Egon Schiele and Vincent Van Gogh to star in impressionist and modern art sale
London – Leading highlights by Egon Schiele and Vincent van Gogh are now on display at Christie’s New York until 17 May 2017 ahead of London’s Impressionist & Modern Art Evening Sale in June. Schiele’s Einzelne Häuser (Häuser mit Bergen) (1915, estimate: £20,000,000-30,000,000) was painted in the middle of the First World War and exemplifies the artist’s visionary understanding of landscape, which he used as an allegory of human emotion. Van Gogh’s Le Moissonneur (d’après Millet) (1889, estimate: £12,500,000-16,500,000), was painted in 1889, the same year that he left Arles and admitted himself into an asylum. The auction will take place on 27 June 2017 as part of 20th Century at Christie’s, a series of sales that take place from 17 to 30 June 2017. The works will tour to Hong Kong from 25 to 29 May 2017 and will be on view in London from 17 to 27 June 2017.

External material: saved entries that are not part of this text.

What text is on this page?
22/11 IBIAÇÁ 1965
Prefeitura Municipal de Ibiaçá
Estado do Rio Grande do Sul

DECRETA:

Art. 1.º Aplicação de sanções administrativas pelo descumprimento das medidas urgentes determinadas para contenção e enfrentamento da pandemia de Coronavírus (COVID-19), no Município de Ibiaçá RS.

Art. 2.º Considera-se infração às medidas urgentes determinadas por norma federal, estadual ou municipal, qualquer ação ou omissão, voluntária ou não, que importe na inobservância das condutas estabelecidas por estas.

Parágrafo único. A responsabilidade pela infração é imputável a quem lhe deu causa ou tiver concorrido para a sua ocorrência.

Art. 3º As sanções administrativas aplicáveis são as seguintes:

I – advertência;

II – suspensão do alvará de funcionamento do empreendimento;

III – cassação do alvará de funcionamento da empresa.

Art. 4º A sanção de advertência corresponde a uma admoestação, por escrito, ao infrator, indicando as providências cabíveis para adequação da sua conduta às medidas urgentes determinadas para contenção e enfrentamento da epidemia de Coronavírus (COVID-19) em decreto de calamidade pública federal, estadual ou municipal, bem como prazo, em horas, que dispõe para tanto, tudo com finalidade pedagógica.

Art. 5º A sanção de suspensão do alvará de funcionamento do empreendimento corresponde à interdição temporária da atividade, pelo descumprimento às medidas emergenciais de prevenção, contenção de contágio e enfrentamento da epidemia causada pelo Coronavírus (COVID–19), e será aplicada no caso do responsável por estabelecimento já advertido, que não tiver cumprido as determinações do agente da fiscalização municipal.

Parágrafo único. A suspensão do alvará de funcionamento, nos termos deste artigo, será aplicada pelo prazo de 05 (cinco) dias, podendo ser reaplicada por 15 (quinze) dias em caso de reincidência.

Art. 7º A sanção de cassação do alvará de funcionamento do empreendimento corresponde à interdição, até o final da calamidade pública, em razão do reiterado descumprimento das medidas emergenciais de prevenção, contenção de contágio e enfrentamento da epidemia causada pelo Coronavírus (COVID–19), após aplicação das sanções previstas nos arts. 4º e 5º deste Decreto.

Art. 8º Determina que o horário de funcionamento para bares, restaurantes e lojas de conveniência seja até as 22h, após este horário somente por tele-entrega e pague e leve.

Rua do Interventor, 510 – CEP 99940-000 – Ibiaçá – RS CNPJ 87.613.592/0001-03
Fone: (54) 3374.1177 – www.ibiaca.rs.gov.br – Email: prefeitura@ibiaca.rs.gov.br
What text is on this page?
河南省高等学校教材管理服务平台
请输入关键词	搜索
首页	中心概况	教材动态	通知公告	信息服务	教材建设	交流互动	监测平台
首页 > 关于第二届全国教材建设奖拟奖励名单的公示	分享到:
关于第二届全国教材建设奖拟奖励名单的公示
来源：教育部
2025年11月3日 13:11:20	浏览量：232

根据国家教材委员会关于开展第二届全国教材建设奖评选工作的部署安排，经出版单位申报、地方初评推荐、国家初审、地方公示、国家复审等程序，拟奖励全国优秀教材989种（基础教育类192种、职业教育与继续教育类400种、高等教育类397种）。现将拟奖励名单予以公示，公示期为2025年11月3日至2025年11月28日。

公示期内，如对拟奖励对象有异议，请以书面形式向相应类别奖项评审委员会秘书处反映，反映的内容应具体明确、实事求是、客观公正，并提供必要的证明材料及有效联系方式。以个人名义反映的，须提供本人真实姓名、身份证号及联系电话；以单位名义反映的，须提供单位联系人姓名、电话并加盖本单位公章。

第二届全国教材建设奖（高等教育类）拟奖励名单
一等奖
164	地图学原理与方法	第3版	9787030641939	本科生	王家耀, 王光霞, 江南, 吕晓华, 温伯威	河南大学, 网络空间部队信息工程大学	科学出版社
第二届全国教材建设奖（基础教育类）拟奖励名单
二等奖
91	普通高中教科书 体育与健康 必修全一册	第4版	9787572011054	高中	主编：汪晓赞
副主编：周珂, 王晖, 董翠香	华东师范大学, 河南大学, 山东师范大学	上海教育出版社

EGON SCHIELE: Schiele created landscapes filled with melancholy, charging the natural world with a deeper spiritual meaning. The autumnal setting of Einzelne Häuser (Häuser mit Bergen) can be seen as a metaphor for mortality; the crumbling facades of the townscape and surrounding trees used as an alternate physical expression of the elemental forces of growth, death and decay. As with almost all of Schiele’s townscapes, the buildings in Einzelne Häuser (Häuser mit Bergen) appear to represent his mother’s hometown, Krumau, a medieval Bohemian town on the Moldau River, known today as Český Krumlov on the Vltava in the Czech Republic. Schiele painted Einzelne Häuser (Häuser mit Bergen) on the reverse of a fragment of an older picture known as Monk I that dates from 1913. It is believed to have formed part of one of his largest attempted projects, Bekehrung (‘Conversion’), and is linked to the two monumental allegories that he produced the same year, of which only fragments, sketches and photographic evidence are now known.
VINCENT VAN GOGH: Painted in September of 1889 Le Moissonneur (d’après Millet) is one of ten paintings that Van Gogh made after a series of drawings by Jean-François Millet entitled Les Travauxdes Champs (1852), seven of which now reside in the Van Gogh Museum, Amsterdam, with the other two in private hands. The work of Millet became a major focus for Van Gogh during this period, following the gift of a set of engravings of Millet’s Les Travaux des Champs by Jacques-Adrien Lavielle that was sent to Van Gogh from his brother Theo van Gogh the same year. Le Moissonneur (d’après Millet), employs the composition of Millet but is filled with Van Gogh’s own dramatic and intense use of colour. With his back to the viewer, bent over as he works the fields, the male figure is illuminated against the deep blue sky and golden yellow fields.